First, we must acknowledge that hope is crucial to baseball.  In baseball, more often than not, hitters fail to hit.  Fielders make errors (which are duly recorded like demerits).  Pitchers give up runs; the higher the pitcher’s ERA, the worse he is.  The best teams lose at least a third of their games.  The season is so long that almost all players suffer injury; in many cases this means missing games on the disabled list.
Failure, injury and defeat: baseball players have to cultivate hope just to stay in the game.  But enough about them.  What about the fans?
Fans of some teams exemplify mundane hopes.  They hope their beloved Cardinals, Giants, Phillies, Red Sox, Royals, or White Sox will win World Series or, failing that, to at least make the playoffs.  In any particular year, the odds are against them, but these are reasonable hopes.  All these teams have won the World Series since 2005 (the Giants three times).  As of today, all these teams are doing fairly well, so their fans’ hopes for a 2016 championship are intact.  (Phillies fans are, of course, deluded.  Their players have over-performed stunningly.  The Phillies will come back to earth.  Any day now.)
Fans of other teams exemplify extreme hopes.  By this stage in the season, late May, the Angels, As, Padres, Rockies, Reds, Marlins, and Brewers have fallen far enough behind the leaders that their fans’ hopes are on life-support.  They hope that the latest rookie call-up will be like an experimental drug—a miracle cure.

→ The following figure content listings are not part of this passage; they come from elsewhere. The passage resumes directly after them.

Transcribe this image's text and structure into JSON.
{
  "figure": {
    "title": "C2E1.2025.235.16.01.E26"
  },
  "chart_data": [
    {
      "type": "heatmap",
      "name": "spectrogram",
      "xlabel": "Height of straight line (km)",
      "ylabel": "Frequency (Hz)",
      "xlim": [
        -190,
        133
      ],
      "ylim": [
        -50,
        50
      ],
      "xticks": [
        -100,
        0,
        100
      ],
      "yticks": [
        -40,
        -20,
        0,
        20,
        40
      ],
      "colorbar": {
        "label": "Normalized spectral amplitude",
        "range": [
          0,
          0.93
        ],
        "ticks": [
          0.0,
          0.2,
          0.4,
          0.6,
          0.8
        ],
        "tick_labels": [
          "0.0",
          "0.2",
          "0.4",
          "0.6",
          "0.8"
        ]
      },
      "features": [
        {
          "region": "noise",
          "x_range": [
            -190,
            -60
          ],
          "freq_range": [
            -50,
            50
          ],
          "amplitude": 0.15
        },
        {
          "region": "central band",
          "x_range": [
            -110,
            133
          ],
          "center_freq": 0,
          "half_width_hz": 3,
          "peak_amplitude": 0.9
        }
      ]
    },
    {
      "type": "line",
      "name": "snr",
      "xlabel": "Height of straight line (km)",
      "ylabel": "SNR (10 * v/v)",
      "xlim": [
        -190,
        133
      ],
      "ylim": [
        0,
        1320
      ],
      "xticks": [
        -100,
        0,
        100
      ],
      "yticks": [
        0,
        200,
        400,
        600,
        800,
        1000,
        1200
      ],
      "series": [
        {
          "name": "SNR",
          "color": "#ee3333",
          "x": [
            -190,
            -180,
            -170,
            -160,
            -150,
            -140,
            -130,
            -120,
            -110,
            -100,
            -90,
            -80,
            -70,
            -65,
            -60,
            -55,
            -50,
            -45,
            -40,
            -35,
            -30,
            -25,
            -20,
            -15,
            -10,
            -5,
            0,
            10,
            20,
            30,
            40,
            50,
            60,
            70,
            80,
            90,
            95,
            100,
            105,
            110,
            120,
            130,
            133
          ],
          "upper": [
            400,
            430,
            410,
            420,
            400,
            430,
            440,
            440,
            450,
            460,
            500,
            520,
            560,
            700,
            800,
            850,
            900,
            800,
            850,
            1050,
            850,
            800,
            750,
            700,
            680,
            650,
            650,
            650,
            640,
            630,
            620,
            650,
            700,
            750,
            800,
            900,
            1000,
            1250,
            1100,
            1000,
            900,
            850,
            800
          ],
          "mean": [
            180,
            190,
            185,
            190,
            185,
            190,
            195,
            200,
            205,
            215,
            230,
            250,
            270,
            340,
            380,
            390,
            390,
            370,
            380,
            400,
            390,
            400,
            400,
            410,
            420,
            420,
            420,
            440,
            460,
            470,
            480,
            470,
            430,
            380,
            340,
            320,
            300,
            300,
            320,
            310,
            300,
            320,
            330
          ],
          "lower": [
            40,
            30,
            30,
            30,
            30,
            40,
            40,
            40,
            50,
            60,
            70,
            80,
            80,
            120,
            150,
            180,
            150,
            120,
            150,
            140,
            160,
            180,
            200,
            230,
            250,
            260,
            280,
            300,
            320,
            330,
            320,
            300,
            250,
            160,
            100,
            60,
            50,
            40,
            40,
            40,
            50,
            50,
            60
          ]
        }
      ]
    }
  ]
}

Fans of the Braves and Twins aren’t hoping for miracles.  Their teams are so bad and so far behind the leaders that they have shifted the focus of their hopes.  Their hopes are radical hopes, that maybe the team has better young players down on the farm.  Or that the team will choose brilliantly in the free agent draft this June and bring in great new talent.  Or that the General Manager will somehow trade a relief pitcher to one of the contenders and receive a haul of young players in return.  Or that the team will get sold to a new ownership group, and they will hire a whole new front office.  Or…  Radical hope sometimes clings to a belief in a good future even when it doesn’t know what that good future would be like.
In 1969 the Seattle Pilots joined the American League.  They were terrible, but I was too young to realize this.  In mid-summer I still hoped they could win the division.  I nagged my father to promise we would go to a Pilots game if they made the playoffs.  How should that ancient naïve hope be categorized?  That next winter, the Pilots fled Seattle, to become the Milwaukee Brewers, and in 1982 the Brewers played in the World Series.  This did nothing to console Pilot fans.
What about the Cubs?  In the 108 years since they won the World Series, the Cubs have played in the post-season 16 times.  They lost nine times in the Series, the last time in 1945, and they lost seven times in the playoffs, the first time in 1984 and the last time in 2015.  Now, reaching the postseason 16 times in 108 years is not so bad; on average, once every seven years.  But losing all 16 times?  There is a special aroma to Cubs fans’ hope.  But the Cubs are really good this year.  They’re in first place.  Maybe…
Hope spring eternal for baseball fans, even for Mariner fans.  (The Mariners came into existence in 1977, partly as an inducement for the City of Seattle to drop its suit against the American League over the loss of the Pilots.  Maybe that is an example of radical hope coming true.)  My favorite team has never won the World Series, for good reason: it has never played in the World Series.  In the 40 years of Mariner existence, they have reached the postseason just four times.  (Once every ten years, so Cub fans have nothing to complain about.)  The Mariners are pretty good this year, and they leading their division.  Maybe…
There is one kind of baseball fan that totally escapes my categories.  Yankee fans do not hope.  They regard World Championships as a birthright.  They are surprised only when they do not win.